Samsung Electronics hosted the second day of the Samsung AI Forum 2023, which was led by Samsung Research and focused on generative AI. The rapid progress of generative AI technology is a paradigm shift that is expected to reshape both daily life and work. As such, the forum engaged AI experts from the industry and academia to discuss and share the development and the latest technological trends of AI, and introduced Samsung Gauss, the generative AI model developed by Samsung Research.
“We will continue to support and collaborate with the industry and academia on generative AI research.” said Daehyun Kim, Executive Vice President of the Samsung Research Global AI Centre, in his welcoming speech.
During the first morning session, Dr. Hyung Won Chung from OpenAI — an AI research and deployment company — explained the operation of large language models (LLMs) during his speech, titled, “Large Language Models (in 2023)” and addressed the challenges they face at each stage, as well as their future trajectory.
Then Jason Wei, a researcher at OpenAI and author of the “Chain-of-Thoughts” paper, discussed how LLMs will drive a paradigm shift in AI through his presentation, “New Paradigms in the Large Language Model Renaissance.”

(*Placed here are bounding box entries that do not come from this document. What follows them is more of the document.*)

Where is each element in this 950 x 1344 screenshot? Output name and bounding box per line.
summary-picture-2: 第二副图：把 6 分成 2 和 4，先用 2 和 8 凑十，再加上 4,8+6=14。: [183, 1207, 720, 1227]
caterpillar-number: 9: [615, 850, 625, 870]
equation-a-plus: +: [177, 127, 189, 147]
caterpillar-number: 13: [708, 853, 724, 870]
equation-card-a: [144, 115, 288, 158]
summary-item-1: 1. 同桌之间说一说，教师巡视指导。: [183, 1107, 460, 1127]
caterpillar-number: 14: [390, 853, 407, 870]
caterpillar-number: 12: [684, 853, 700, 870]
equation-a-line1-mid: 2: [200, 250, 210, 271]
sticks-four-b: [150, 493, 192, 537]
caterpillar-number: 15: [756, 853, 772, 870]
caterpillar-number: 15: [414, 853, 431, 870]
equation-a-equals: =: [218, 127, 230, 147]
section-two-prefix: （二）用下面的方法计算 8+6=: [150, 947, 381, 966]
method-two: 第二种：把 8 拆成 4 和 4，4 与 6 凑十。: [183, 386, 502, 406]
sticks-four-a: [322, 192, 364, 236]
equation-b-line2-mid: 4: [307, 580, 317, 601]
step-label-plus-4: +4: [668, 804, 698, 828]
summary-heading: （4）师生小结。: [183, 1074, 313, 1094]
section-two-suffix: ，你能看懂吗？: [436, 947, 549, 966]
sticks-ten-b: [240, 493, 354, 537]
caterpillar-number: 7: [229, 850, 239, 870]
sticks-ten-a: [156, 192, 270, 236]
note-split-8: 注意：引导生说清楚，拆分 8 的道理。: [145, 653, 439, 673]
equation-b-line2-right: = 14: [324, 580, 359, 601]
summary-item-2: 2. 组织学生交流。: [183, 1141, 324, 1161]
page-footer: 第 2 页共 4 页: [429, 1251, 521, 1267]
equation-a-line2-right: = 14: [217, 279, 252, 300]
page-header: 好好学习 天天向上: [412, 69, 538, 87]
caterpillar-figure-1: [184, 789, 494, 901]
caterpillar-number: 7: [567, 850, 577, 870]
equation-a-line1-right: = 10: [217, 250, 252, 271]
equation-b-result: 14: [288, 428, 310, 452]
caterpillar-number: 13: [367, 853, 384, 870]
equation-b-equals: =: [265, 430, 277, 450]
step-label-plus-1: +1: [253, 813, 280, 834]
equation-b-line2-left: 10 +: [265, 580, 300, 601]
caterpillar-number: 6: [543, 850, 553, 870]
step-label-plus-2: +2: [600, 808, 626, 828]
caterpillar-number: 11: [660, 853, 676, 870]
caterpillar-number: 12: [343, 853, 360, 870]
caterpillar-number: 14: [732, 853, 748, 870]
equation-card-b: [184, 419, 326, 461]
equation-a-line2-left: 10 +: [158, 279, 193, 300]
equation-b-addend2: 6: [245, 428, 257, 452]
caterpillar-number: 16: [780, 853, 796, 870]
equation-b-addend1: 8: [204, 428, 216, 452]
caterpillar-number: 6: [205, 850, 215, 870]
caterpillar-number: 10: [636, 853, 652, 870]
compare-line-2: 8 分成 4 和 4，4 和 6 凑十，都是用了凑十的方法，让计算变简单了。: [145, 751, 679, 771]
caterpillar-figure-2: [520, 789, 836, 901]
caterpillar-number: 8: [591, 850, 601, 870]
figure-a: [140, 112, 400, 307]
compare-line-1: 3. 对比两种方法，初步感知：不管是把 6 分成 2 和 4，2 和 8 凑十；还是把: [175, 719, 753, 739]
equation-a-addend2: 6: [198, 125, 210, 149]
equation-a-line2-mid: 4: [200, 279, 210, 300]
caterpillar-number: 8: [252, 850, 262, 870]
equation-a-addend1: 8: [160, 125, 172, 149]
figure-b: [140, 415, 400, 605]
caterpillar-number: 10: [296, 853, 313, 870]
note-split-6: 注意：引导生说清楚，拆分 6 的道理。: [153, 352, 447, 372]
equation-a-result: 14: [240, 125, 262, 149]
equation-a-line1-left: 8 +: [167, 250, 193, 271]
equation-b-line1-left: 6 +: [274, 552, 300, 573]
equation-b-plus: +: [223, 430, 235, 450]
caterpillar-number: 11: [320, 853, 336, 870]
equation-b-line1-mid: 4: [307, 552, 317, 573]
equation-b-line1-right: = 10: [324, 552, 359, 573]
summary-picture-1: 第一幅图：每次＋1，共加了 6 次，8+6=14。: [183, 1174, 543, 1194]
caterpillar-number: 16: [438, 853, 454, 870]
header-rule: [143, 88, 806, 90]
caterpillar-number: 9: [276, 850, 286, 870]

In addition, Korea University Professor Hongsuck Seo presented some of the trends in multimodal AI technology capable of processing various data types simultaneously — including text and images — during his session, “Towards multimodal conversational AI.”
In the afternoon, graduate students from prominent domestic universities that are active in AI research presented their papers, which have been published in leading international AI journals. They also outlined their future research directions.
The team led by Seoul National University Professor Seung-won Hwang showcased an efficient code generation and search technology using generative AI, while Professor Gunhee Kim’s team demonstrated spatial reasoning technology using multimodal approaches.
Professor Minjoon Seo’s team from the Korea Advanced Institute of Science and Technology (KAIST) introduced fine-grained evaluation capability in language models. Additionally, the team led by Yonsei University Professor Jonghyun Choi presented on text-to-image generation technology capable of creating images by comprehending lengthy contexts across multiple sentences.
In the final session, the participants delved into Samsung Gauss and the On-Device AI technologies using this model. The model consists of Samsung Gauss Language, Samsung Gauss Code, and Samsung Gauss Image, and is named after Carl Friedrich Gauss, the legendary mathematician who established normal distribution theory, the backbone of machine learning and AI. Furthermore, the name reflects Samsung’s ultimate vision for the models, which is to draw from all the phenomena and knowledge in the world in order to harness the power of AI to improve the lives of consumers everywhere.
Samsung Gauss Language, a generative language model, enhances work efficiency by facilitating tasks such as composing emails, summarising documents and translating content. It can also enhance the consumer experience by enabling smarter device control when integrated into products.
Samsung Gauss Code and a coding assistant (code.i) — which operates based on it — are optimised for in-house software development, allowing developers to code easily and quickly. It also supports functions such as code description and test case generation through an interactive interface.
In addition, Samsung Gauss Image is a generative image model that can easily generate and edit creative images, including style changes and additions, while also converting low-resolution images to high-resolution.
Samsung Gauss is currently used on employee productivity but will be expanded to a variety of Samsung product applications to provide new user experience in the near future.
Samsung is not only developing AI technologies, but also moving forward with various activities that ensure safe AI usage. Through the AI Red Team, Samsung continues to strengthen the ability to proactively eliminate and monitor security and privacy issues that may arise in the entire process — ranging from data collection to AI model development, service deployment and AI-generated results — all with the principles of AI ethics in mind.